塩辛い風が涙をさらい、ぽたりと音を立てて、乾いた床へと染みを作っていった。
――・――・――・――・――
「小僧!」
ライリーは乱暴に扉を開けていく。
ファルシードはすでに目覚めていたようで、ベッドの上で身体を起こしていた。
「証……」
呟くように言ったファルシードは、窓の外をぼんやりと見つめている。
アメジストのような紫の瞳は虚ろで、生気のない彼の姿は、精巧に作られた人形のようだ。
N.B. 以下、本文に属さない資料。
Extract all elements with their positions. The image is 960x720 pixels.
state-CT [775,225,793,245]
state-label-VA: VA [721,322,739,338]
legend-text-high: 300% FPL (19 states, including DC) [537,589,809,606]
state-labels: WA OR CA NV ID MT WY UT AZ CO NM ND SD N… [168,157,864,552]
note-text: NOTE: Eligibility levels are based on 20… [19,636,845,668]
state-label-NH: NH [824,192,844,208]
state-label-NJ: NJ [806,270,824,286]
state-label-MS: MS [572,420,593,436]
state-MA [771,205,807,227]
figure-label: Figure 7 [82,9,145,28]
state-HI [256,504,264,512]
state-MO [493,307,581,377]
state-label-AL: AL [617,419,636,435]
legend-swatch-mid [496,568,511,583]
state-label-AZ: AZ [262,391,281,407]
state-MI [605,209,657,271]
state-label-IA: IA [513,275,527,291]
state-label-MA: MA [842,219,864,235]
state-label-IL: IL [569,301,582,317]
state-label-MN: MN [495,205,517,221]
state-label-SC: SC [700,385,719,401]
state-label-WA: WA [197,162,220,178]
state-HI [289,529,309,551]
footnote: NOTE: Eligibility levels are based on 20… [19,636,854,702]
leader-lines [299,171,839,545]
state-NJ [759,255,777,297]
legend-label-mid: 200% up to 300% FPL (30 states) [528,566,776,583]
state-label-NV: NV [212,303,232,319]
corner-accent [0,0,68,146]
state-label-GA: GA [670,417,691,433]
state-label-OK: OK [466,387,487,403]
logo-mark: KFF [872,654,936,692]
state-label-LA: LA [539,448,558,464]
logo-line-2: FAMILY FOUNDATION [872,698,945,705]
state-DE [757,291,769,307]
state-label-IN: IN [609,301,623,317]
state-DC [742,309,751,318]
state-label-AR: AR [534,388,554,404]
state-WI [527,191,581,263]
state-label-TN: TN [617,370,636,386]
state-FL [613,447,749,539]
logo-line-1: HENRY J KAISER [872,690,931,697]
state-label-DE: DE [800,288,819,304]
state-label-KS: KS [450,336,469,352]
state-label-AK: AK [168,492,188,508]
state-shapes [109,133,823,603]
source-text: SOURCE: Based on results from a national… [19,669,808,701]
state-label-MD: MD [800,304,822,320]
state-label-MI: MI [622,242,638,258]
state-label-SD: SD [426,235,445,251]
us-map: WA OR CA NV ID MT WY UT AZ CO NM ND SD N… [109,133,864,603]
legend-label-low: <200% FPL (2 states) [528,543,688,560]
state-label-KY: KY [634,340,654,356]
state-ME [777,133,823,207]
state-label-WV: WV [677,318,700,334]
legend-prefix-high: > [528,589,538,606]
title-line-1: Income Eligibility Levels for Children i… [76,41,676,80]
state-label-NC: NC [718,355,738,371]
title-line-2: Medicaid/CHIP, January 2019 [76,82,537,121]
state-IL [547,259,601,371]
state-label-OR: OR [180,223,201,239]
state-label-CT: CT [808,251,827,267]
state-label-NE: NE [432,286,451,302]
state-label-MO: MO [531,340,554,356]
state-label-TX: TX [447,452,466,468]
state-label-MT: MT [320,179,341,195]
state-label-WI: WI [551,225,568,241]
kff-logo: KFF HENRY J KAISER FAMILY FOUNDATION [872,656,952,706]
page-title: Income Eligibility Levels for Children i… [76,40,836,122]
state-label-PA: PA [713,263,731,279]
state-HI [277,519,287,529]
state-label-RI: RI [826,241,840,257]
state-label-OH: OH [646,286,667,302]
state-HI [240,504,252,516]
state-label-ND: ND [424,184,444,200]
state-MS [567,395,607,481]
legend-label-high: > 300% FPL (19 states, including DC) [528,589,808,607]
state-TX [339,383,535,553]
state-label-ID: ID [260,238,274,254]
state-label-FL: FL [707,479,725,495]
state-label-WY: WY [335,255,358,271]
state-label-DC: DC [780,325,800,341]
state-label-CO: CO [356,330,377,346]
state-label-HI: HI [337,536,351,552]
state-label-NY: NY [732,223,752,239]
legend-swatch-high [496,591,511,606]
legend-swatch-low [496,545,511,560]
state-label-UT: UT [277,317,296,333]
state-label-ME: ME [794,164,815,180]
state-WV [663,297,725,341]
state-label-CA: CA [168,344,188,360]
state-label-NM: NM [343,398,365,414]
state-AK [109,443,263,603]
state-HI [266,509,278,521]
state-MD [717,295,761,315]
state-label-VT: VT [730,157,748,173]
重く苦しい静寂が包む部屋で、ファルシードは右手だけをゆったりと動かしていく。
その行き先は、シャツの前身ごろだった。
ファルシードは指先をひっかけて襟元を静かに引き下げていき、淡々と言葉を放つ。
「証が来たってことは……レオンは、死んだのか」
長くレオンの身体に宿っていた裁きの証。
それが今度は、ファルシードの左胸に青黒い光を灯していた。
虚ろな視線を向けてくるファルシードに、ライリーはおろかリディアも、何も言うことなど出来ないまま。
返答はなくとも、彼はライリーの態度でことの成行きを察したのだろう。
「レオン……」
ファルシードはそっと、呼びかける。
何度も口にし、そのたびに明るい返事が返って来た名前。
だが、いまは耳が痛むほどの静寂しか残らない。
見えない空を仰いだファルシードは震えながら、今にも泣き出しそうな顔で笑った。
「レオンはいつも、勝手なことばかりしやがる……」
揺れる声で毒づく瞳は滲みはじめ、雫が一粒、また一粒と零れて頬を伝っていく。
悲しみの海に沈んだファルシードはわめくこともなく、天井を見つめたまま動かない。
次から次へと静かに流れる彼の涙だけが、意思を持っているかのようだった。
兄のように慕っていた者の死を悼むように雫は零れ、音もたてずに落ちていく。
家族同然だった者を失って苦しむ彼の姿に、リディアも涙が止まらなかった。